We can now run the function created above to obtain our enriched biological pathways.

# Load package
library(gprofiler2)

# Run custom function
gprofiler(genes = genes_up_recur, geneListName = 'genes_up_recur')

[[1]]


[[2]]

Here, interestingly, we find that the two most enriched biological pathways are “colorectal cancer” and “Hippo signalling pathway”.

From this insight we can start to generate new hypotheses, like the one tested in the study about the relevance of YAP/TAZ factors, which are indeed key downstream effectors of the Hippo signalling.

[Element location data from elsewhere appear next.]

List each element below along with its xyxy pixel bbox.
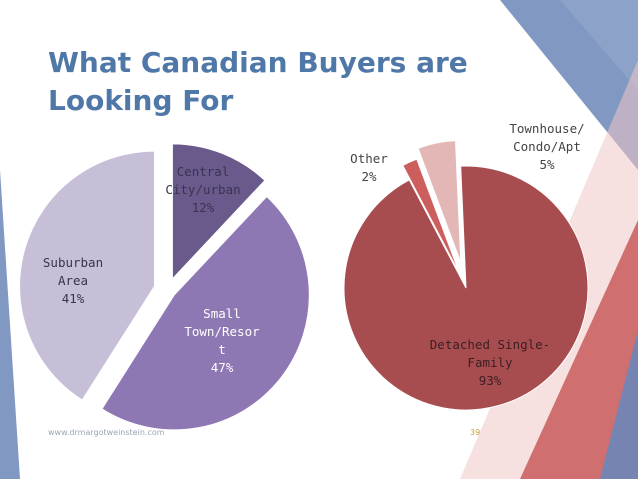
pie2-slice-1-label-line: Detached Single- (430, 337, 550, 352)
pie1-slice-2-label-line: Small (203, 306, 241, 321)
pie-chart-2: Detached Single- Family 93% Other 2% Townhous… (343, 121, 589, 411)
pie1-slice-3-label-line: Area (58, 273, 88, 288)
pie1-slice-1-label-line: 12% (192, 200, 215, 215)
pie2-slice-2-label: Other 2% (350, 151, 388, 184)
pie2-slice-1-label: Detached Single- Family 93% (430, 337, 550, 388)
deco-blue-left (0, 170, 20, 479)
page-number: 39 (470, 428, 481, 437)
deco-red (520, 220, 638, 479)
pie-chart-1: Central City/urban 12%Small Town/Resor t 47%S… (19, 143, 310, 431)
title-line-2: Looking For (48, 84, 234, 117)
deco-blue-top-light (560, 0, 638, 90)
pie1-slice-1-label-line: City/urban (165, 182, 240, 197)
pie1-slice-1-label-line: Central (177, 164, 230, 179)
pie2-slice-2 (402, 158, 460, 274)
pie1-slice-3-label-line: Suburban (43, 255, 103, 270)
pie1-slice-2-label-line: t (218, 342, 226, 357)
pie1-slice-1-label: Central City/urban 12% (165, 164, 240, 215)
pie2-slice-3-label-line: Condo/Apt (513, 139, 581, 154)
pie1-slice-1 (171, 143, 266, 281)
deco-blue-bottom (600, 330, 638, 479)
pie2-slice-2-label-line: 2% (361, 169, 377, 184)
pie2-slice-1 (343, 165, 589, 411)
pie1-slice-2 (101, 195, 310, 431)
pie1-slice-2-label: Small Town/Resor t 47% (184, 306, 260, 375)
pie2-slice-1-label-line: 93% (479, 373, 502, 388)
pie2-slice-3-label-line: 5% (539, 157, 555, 172)
pie2-slice-2-label-line: Other (350, 151, 388, 166)
pie2-slice-1-label-line: Family (467, 355, 513, 370)
pie1-slice-3-label: Suburban Area 41% (43, 255, 103, 306)
pie1-slice-3 (19, 150, 156, 401)
slide-title: What Canadian Buyers are Looking For (48, 44, 468, 120)
pie1-slice-2-label-line: 47% (211, 360, 234, 375)
pie2-slice-3-label-line: Townhouse/ (509, 121, 584, 136)
pie1-slice-2-label-line: Town/Resor (184, 324, 260, 339)
pie2-slice-3 (417, 140, 462, 263)
title-line-1: What Canadian Buyers are (48, 46, 468, 79)
pie2-slice-3-label: Townhouse/Condo/Apt 5% (509, 121, 584, 172)
pie1-slice-3-label-line: 41% (62, 291, 85, 306)
footer-url: www.drmargotweinstein.com (48, 428, 165, 437)
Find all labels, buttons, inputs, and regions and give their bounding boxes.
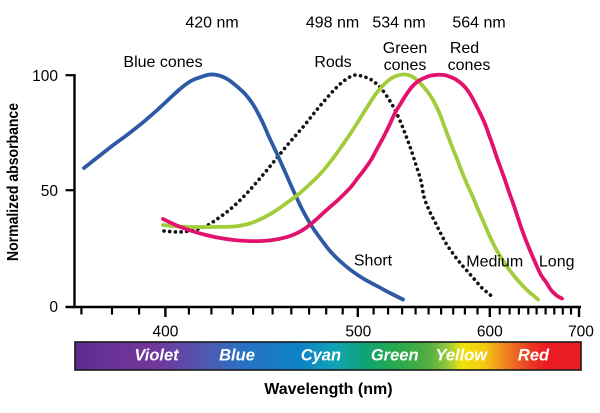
svg-text:700: 700 xyxy=(568,324,594,341)
svg-text:0: 0 xyxy=(49,299,58,316)
svg-text:Normalized absorbance: Normalized absorbance xyxy=(5,103,22,261)
svg-text:534 nm: 534 nm xyxy=(372,15,425,32)
svg-text:Cyan: Cyan xyxy=(301,347,341,365)
svg-text:Green: Green xyxy=(383,40,427,57)
svg-text:Rods: Rods xyxy=(314,54,351,71)
svg-text:420 nm: 420 nm xyxy=(185,15,238,32)
svg-text:Violet: Violet xyxy=(134,347,180,365)
svg-text:Long: Long xyxy=(539,254,575,271)
svg-text:Short: Short xyxy=(354,253,393,270)
svg-text:Blue: Blue xyxy=(219,347,255,365)
svg-text:Red: Red xyxy=(518,347,550,365)
svg-text:cones: cones xyxy=(384,57,427,74)
svg-text:500: 500 xyxy=(345,324,371,341)
svg-text:498 nm: 498 nm xyxy=(306,15,359,32)
svg-text:cones: cones xyxy=(448,57,491,74)
svg-text:400: 400 xyxy=(152,324,178,341)
svg-text:Medium: Medium xyxy=(466,254,523,271)
svg-text:600: 600 xyxy=(477,324,503,341)
svg-text:Green: Green xyxy=(371,347,419,365)
svg-text:Blue cones: Blue cones xyxy=(123,54,202,71)
svg-text:Wavelength (nm): Wavelength (nm) xyxy=(264,381,392,398)
svg-text:Red: Red xyxy=(450,40,479,57)
svg-text:50: 50 xyxy=(41,183,59,200)
svg-text:564 nm: 564 nm xyxy=(452,15,505,32)
svg-text:100: 100 xyxy=(32,68,58,85)
svg-text:Yellow: Yellow xyxy=(435,347,488,365)
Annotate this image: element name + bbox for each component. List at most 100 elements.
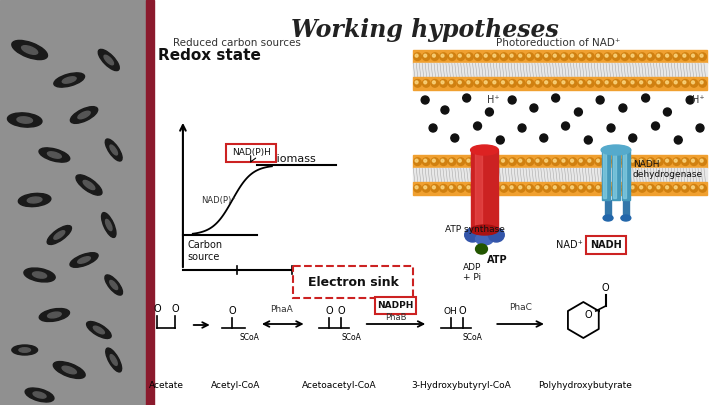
Circle shape (657, 186, 660, 189)
Circle shape (690, 158, 698, 166)
Text: Biomass: Biomass (270, 154, 317, 164)
Bar (602, 150, 610, 200)
Text: O: O (337, 306, 345, 316)
Text: NAD⁺: NAD⁺ (557, 240, 583, 250)
Circle shape (622, 186, 626, 189)
Circle shape (700, 186, 703, 189)
Circle shape (474, 185, 482, 192)
Circle shape (578, 79, 585, 87)
Circle shape (604, 79, 611, 87)
Text: Polyhydroxybutyrate: Polyhydroxybutyrate (539, 381, 632, 390)
Circle shape (421, 96, 429, 104)
Ellipse shape (78, 111, 90, 119)
Circle shape (607, 124, 615, 132)
Circle shape (665, 159, 669, 162)
Circle shape (415, 54, 418, 57)
Circle shape (639, 79, 646, 87)
Text: Carbon
source: Carbon source (188, 240, 223, 262)
Circle shape (648, 54, 652, 57)
Circle shape (570, 158, 577, 166)
Bar (413, 63, 707, 77)
Ellipse shape (110, 355, 117, 365)
Text: ATP synthase: ATP synthase (445, 225, 505, 234)
Circle shape (492, 185, 499, 192)
Text: PhaB: PhaB (384, 313, 406, 322)
Circle shape (674, 159, 678, 162)
Circle shape (467, 54, 470, 57)
Text: H⁺: H⁺ (487, 95, 500, 105)
Text: Acetate: Acetate (148, 381, 184, 390)
Circle shape (675, 136, 683, 144)
Circle shape (450, 54, 453, 57)
FancyBboxPatch shape (292, 266, 413, 298)
Circle shape (631, 186, 634, 189)
Circle shape (518, 124, 526, 132)
Circle shape (700, 54, 703, 57)
Circle shape (466, 53, 473, 60)
Circle shape (429, 124, 437, 132)
Ellipse shape (83, 181, 95, 190)
Circle shape (613, 81, 617, 84)
Circle shape (459, 186, 462, 189)
Ellipse shape (621, 215, 631, 221)
Circle shape (696, 124, 704, 132)
Text: Acetyl-CoA: Acetyl-CoA (211, 381, 260, 390)
Circle shape (587, 79, 594, 87)
Ellipse shape (25, 388, 54, 402)
Ellipse shape (33, 392, 46, 398)
Circle shape (595, 79, 603, 87)
Circle shape (493, 186, 496, 189)
Circle shape (440, 158, 447, 166)
Circle shape (451, 134, 459, 142)
Circle shape (433, 54, 436, 57)
Circle shape (528, 54, 531, 57)
Circle shape (414, 79, 421, 87)
Ellipse shape (106, 348, 122, 372)
Circle shape (519, 54, 522, 57)
Ellipse shape (24, 268, 55, 282)
Circle shape (691, 54, 695, 57)
Circle shape (459, 159, 462, 162)
Circle shape (561, 185, 568, 192)
Text: Electron sink: Electron sink (307, 275, 398, 288)
Circle shape (526, 158, 534, 166)
Circle shape (630, 53, 637, 60)
Circle shape (629, 134, 636, 142)
Ellipse shape (39, 148, 70, 162)
Circle shape (665, 185, 672, 192)
Circle shape (441, 186, 444, 189)
Circle shape (570, 53, 577, 60)
Circle shape (493, 54, 496, 57)
Circle shape (621, 185, 629, 192)
Circle shape (570, 54, 574, 57)
Circle shape (424, 81, 427, 84)
Circle shape (449, 79, 456, 87)
Circle shape (502, 54, 505, 57)
Text: O: O (585, 310, 592, 320)
Circle shape (699, 79, 706, 87)
Ellipse shape (12, 345, 37, 355)
Circle shape (674, 54, 678, 57)
Circle shape (613, 53, 620, 60)
Ellipse shape (70, 253, 98, 267)
Ellipse shape (86, 322, 111, 339)
Circle shape (526, 53, 534, 60)
Ellipse shape (22, 46, 37, 54)
Circle shape (596, 54, 600, 57)
Circle shape (604, 185, 611, 192)
Circle shape (575, 108, 582, 116)
Circle shape (699, 185, 706, 192)
Text: NADH
dehydrogenase: NADH dehydrogenase (633, 160, 703, 179)
Circle shape (648, 81, 652, 84)
Circle shape (485, 54, 487, 57)
Ellipse shape (110, 145, 117, 155)
Circle shape (561, 158, 568, 166)
Circle shape (485, 186, 487, 189)
Circle shape (683, 159, 686, 162)
Circle shape (605, 81, 608, 84)
Circle shape (414, 53, 421, 60)
Circle shape (579, 159, 582, 162)
Text: OH: OH (444, 307, 458, 316)
Circle shape (502, 186, 505, 189)
Text: O: O (459, 306, 467, 316)
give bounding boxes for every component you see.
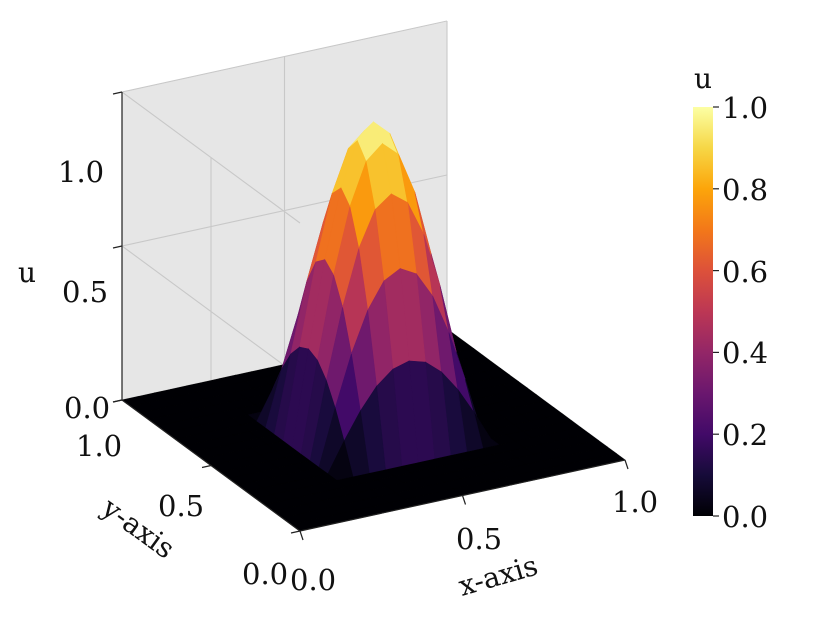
x-axis-label: x-axis xyxy=(455,549,542,603)
tick-marks xyxy=(112,91,629,541)
x-tick-mark xyxy=(624,459,629,470)
colorbar xyxy=(693,107,713,516)
z-tick-label: 1.0 xyxy=(58,155,104,189)
colorbar-tick-label: 0.0 xyxy=(722,500,768,534)
y-tick-label: 0.5 xyxy=(158,489,204,523)
colorbar-tick-label: 0.8 xyxy=(722,173,768,207)
y-tick-mark xyxy=(201,464,212,469)
x-tick-mark xyxy=(461,495,467,505)
z-tick-mark xyxy=(112,245,123,249)
x-tick-label: 0.0 xyxy=(290,563,336,597)
z-tick-label: 0.5 xyxy=(62,275,108,309)
colorbar-ticks xyxy=(713,106,719,517)
x-tick-label: 0.5 xyxy=(456,522,502,556)
z-tick-mark xyxy=(112,91,123,95)
x-tick-mark xyxy=(299,530,304,541)
z-axis-label: u xyxy=(18,256,36,289)
colorbar-tick-label: 0.2 xyxy=(722,418,768,452)
z-tick-label: 0.0 xyxy=(64,391,110,425)
colorbar-tick-label: 1.0 xyxy=(722,91,768,125)
colorbar-tick-label: 0.6 xyxy=(722,255,768,289)
y-tick-label: 0.0 xyxy=(242,557,288,591)
y-tick-mark xyxy=(112,399,123,403)
y-tick-label: 1.0 xyxy=(76,429,122,463)
x-tick-label: 1.0 xyxy=(612,485,658,519)
surface-mesh xyxy=(121,121,626,532)
colorbar-label: u xyxy=(694,62,712,95)
y-tick-mark xyxy=(290,530,301,534)
colorbar-tick-label: 0.4 xyxy=(722,336,768,370)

💡 GO analyses might highlight very interesting patterns and generate hypotheses, but are many times quite hard to interpret depending also on the biological system we are studying.

Take-home Messages 🏠

Congratulations! You got the end of the course and now hopefully know some crucial aspects of a ChIP-seq analysis workflow! Some of the key concepts that we have explored during the course can enable us to reach some distilled points of interest:

Design your experiments carefully with data analysis in mind!
Data needs to be carefully explored to avoid systematic errors in the analyses!
Plot and Visualize as much as possible!
Not all information is useful, remember that it all depends on the biological question!
Omics outputs are immensely rich and one experiment can be used to answer a plethora of questions!